11 And it cometh to pass after the death of Abraham, that God blesseth Isaac his son; and Isaac dwelleth by the Well of the Living One, my Beholder.
12 And these [are] births of Ishmael, Abraham’s son, whom Hagar the Egyptian, Sarah’s handmaid, hath borne to Abraham;
13 and these [are] the names of the sons of Ishmael, by their names, according to their births: first-born of Ishmael, Nebajoth; and Kedar, and Adbeel, and Mibsam,
14 and Mishma, and Dumah, and Massa,
15 Hadar, and Tema, Jetur, Naphish, and Kedemah:
16 these are sons of Ishmael, and these their names, by their villages, and by their towers; twelve princes according to their peoples.
17 And these [are] the years of the life of Ishmael, a hundred and thirty and seven years; and he expireth, and dieth, and is gathered unto his people;
18 and they tabernacle from Havilah unto Shur, which [is] before Egypt, in [thy] going towards Asshur; in the presence of all his brethren hath he fallen.
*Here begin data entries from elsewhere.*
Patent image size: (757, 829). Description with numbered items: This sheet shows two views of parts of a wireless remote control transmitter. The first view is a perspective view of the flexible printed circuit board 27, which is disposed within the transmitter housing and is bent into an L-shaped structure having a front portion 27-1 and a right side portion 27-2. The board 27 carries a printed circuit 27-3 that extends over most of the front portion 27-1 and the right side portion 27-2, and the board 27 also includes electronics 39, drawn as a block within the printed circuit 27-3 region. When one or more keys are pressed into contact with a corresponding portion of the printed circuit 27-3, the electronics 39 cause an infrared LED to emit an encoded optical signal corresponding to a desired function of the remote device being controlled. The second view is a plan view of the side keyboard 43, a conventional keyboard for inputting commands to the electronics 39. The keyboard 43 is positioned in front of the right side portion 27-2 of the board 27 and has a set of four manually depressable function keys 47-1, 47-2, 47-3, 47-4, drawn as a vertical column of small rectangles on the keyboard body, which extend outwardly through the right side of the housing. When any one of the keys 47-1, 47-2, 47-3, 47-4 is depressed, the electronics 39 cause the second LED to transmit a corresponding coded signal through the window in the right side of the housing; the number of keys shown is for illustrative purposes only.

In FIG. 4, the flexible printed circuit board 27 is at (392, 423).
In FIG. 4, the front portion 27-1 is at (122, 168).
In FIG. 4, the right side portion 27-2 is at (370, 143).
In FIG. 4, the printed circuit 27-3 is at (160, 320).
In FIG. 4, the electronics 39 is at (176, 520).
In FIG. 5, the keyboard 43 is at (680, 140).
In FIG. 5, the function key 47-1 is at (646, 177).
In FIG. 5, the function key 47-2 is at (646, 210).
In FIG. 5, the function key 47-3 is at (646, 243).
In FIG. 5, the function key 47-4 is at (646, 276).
19 And these [are] births of Isaac, Abraham’s son: Abraham hath begotten Isaac;
20 and Isaac is a son of forty years in his taking Rebekah, daughter of Bethuel the Aramaean, from Padan-Aram, sister of Laban the Aramaean, to him for a wife.
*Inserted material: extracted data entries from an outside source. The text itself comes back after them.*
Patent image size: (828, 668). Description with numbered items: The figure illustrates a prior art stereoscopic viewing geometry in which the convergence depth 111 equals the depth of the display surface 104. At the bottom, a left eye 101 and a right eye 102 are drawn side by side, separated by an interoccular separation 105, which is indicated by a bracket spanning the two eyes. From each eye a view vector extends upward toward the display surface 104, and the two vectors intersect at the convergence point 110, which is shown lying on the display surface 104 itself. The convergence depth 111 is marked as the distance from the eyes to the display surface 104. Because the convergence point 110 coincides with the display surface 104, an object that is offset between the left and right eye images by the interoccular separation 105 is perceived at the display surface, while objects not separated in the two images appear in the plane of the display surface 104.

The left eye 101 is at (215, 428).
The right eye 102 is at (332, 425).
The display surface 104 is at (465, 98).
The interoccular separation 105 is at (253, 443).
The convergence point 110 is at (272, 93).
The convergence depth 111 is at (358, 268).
21 And Isaac maketh entreaty to Jehovah before his wife, for she [is] barren: and Jehovah is entreated of him, and Rebekah his wife conceiveth,
22 and the children struggle together within her, and she saith, `If [it is] right — why [am] I thus?’ and she goeth to seek Jehovah.
23 And Jehovah saith to her, `Two nations [are] in thy womb, and two peoples from thy bowels are parted; and the [one] people than the [other] people is stronger; and the elder doth serve the younger.’
24 And her days to bear are fulfilled, and lo, twins [are] in her womb;
25 and the first cometh out all red as a hairy robe, and they call his name Esau;
26 and afterwards hath his brother come out, and his hand is taking hold on Esau’s heel, and one calleth his name Jacob; and Isaac [is] a son of sixty years in her bearing them.
27 And the youths grew, and Esau is a man acquainted [with] hunting, a man of the field; and Jacob [is] a plain man, inhabiting tents;
28 and Isaac loveth Esau, for [his] hunting [is] in his mouth; and Rebekah is loving Jacob.
29 And Jacob boileth pottage, and Esau cometh in from the field, and he [is] weary;
30 and Esau saith unto Jacob, `Let me eat, I pray thee, some of this red red thing, for I [am] weary;’ therefore hath [one] called his name Edom [Red];
31 and Jacob saith, `Sell to-day thy birthright to me.’
32 And Esau saith, `Lo, I am going to die, and what is this to me — birthright?’
33 and Jacob saith, `Swear to me to-day:’ and he sweareth to him, and selleth his birthright to Jacob;
34 and Jacob hath given to Esau bread and pottage of lentiles, and he eateth, and drinketh, and riseth, and goeth; and Esau despiseth the birthright.